PUSD has supported a variety of teacher leader roles, including a co-teaching model in several schools, to spread teaching expertise for implementation of the state’s standards and Positive Behavior Interventions and Supports (PBIS). The paper points to how the district’s efforts have fueled teachers’ efficacy and a promising way forward for improving student achievement across school sites. The authors’ policy paper also points to what districts can do to accelerate these results by (1) better understanding school readiness for teacher-led learning and leadership, (2) systematically spreading teaching expertise across the district, and (3) building the capacity of the central office to cultivate more formal and informal opportunities for classroom practitioners to lead without leaving the classroom. The authors expand upon Pomona’s current efforts with practice and policy recommendations to help spread new teacher-led change strategies across the state.

Key Findings

  1. Teacher-led PBIS training is yielding positive results in terms of school climate and student academic achievement. In 2017–2018, of the 20 schools that substantially increased student achievement in English Language Arts (ELA), 17 were PBIS sites. And of the 15 schools that improved their Mathematics performance, 12 were PBIS sites as well.
  2. Four years after pilot schools began PBIS implementation, the number of Office Discipline Referrals across PBIS schools has decreased by 48 percent and suspensions have decreased by 61 percent.
  3. Student achievement is comparatively higher in co-teaching classrooms. For example, 64 percent of their students scored a 3 or 4 in Mathematics and English Language Arts (ELA), although the entire class they taught entered as 1s or 2s on the California Dashboard from the previous year.

Cities

School Districts

1. Gather more detailed data on what teachers want and need to be successful. Districts must take inventory of the efficacy of current professional learning strategies to design a system that accelerates outcomes.
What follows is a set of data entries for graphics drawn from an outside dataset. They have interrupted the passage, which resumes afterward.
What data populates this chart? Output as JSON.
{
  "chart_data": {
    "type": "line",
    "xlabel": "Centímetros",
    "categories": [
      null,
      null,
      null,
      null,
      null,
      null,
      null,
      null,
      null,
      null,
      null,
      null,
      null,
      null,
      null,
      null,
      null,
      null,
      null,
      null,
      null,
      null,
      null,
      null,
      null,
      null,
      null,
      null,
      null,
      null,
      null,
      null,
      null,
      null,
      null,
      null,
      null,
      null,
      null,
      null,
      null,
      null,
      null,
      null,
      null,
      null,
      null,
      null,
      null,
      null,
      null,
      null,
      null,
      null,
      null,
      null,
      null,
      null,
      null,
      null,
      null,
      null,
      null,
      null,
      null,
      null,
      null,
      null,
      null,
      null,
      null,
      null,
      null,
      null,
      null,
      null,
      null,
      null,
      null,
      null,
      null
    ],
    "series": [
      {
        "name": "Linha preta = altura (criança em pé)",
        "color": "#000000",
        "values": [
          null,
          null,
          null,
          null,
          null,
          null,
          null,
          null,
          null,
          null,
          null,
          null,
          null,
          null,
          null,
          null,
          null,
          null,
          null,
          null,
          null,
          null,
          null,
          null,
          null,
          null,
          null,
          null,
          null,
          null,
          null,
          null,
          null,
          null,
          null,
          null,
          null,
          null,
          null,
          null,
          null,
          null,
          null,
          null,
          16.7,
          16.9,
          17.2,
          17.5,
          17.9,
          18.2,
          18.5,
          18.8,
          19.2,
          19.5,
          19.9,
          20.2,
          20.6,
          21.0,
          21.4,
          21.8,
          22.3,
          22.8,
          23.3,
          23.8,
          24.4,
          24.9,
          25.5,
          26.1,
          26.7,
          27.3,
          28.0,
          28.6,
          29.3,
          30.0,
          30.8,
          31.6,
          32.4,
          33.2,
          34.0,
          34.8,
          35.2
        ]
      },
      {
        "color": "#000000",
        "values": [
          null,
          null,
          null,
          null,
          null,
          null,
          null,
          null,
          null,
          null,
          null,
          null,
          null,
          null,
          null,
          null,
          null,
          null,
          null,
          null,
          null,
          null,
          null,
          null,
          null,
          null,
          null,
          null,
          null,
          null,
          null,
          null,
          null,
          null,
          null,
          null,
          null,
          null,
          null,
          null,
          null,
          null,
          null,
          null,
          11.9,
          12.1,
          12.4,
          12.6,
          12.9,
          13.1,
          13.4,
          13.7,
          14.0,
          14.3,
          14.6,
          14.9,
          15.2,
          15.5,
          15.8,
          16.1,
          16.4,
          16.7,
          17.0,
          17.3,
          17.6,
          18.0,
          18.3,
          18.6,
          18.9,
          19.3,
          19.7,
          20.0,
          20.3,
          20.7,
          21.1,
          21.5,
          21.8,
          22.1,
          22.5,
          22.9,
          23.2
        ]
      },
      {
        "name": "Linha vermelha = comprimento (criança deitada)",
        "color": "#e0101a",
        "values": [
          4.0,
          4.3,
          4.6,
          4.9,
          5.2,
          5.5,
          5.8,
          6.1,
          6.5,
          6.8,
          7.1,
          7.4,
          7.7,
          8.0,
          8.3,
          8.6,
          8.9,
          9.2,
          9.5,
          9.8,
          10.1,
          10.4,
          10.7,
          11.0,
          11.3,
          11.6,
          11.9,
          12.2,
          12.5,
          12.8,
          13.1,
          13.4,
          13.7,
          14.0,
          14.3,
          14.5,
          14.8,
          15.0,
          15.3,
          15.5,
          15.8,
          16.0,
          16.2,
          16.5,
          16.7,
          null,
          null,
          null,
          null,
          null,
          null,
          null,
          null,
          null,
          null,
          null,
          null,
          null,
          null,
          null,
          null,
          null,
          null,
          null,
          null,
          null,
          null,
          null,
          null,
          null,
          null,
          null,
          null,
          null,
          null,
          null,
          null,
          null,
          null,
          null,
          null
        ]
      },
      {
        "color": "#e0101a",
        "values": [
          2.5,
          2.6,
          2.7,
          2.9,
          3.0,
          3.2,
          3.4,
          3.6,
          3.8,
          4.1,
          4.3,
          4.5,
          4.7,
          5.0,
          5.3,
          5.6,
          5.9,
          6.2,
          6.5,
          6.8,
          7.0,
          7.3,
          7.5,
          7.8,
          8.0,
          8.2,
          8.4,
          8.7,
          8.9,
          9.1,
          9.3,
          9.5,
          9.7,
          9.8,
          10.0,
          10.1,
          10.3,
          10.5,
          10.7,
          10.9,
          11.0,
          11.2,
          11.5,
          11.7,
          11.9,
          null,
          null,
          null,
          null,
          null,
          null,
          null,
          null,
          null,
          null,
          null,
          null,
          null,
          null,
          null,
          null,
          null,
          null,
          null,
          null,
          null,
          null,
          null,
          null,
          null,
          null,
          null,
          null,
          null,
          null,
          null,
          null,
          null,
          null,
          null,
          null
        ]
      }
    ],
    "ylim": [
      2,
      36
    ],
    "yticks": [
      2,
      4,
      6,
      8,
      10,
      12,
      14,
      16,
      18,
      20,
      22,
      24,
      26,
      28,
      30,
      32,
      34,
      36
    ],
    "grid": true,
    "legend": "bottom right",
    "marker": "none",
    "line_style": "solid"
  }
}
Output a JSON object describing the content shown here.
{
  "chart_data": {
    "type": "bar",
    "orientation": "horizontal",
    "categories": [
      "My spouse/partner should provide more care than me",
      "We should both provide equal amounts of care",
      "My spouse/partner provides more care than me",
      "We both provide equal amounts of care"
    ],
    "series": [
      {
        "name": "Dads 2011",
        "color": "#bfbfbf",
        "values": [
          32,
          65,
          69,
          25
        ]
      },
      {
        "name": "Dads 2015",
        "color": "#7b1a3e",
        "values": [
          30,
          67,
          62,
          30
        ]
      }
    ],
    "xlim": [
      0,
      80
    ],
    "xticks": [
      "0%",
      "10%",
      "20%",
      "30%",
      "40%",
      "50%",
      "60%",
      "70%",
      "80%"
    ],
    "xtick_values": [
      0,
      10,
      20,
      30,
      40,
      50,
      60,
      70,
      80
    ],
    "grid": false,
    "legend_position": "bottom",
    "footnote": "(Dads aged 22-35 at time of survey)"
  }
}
2. Identify exemplar professional learning schools and turn them into learning labs. Districts should highlight models of quality professional learning and invest in them.

3. Determine the underlying factors that get in the way of teachers spreading their expertise. Each school operates in a different context and should engage in a learning process that is tailor-made for its unique environment.

4. Cultivate administrators who have the ability to foster strong teacher collaboration and quality instruction. At PUSD, teacher collaboration is most effective when administrators understand how to best support their teaching talent and spread educator expertise systematically.

School Districts

State

1. Support statewide, annual surveys about professional learning experiences to guide improvement. The ambitious goals of LCFF and a statewide system of support require exceptional coordination among educators, school sites, districts, and counties. A stronger and more frequent exchange of ideas from local educators and state decision makers is needed.

2. Elevate promising models of teacher-led learning across the state under the statewide system of support. Highlighting more examples of implementation strategies of teacher-led learning models like those emerging in PUSD could help improve the efficacy of the system of support and also ensure its sustainability for professional learning is not dependent on the expertise of outside entities.

3. Pursue ideas of shared leadership and teacher-led learning in the California Administrator Performance Expectations (CAPE) and California Teaching Performance Expectations (CTPE) that identify a variety of roles for expert educators who can serve in more hybrid roles of leadership. The California Commission on Teacher Credentialing should explore innovative ways to recognize teachers who lead without leaving the classroom and to recognize administrators who can experiment with new models of leadership.

4. Expand California’s Instructional Leadership Corps (ILC) with a virtual learning community component. This “teachers teaching teachers” model trains teacher leaders to facilitate ongoing professional learning around the state’s new Mathematics, science, and English Language Arts (ELA) standards within their own districts. A virtual learning component could assist districts like Pomona to spread teaching expertise and serve a variety of professional learning needs of teachers and their students.”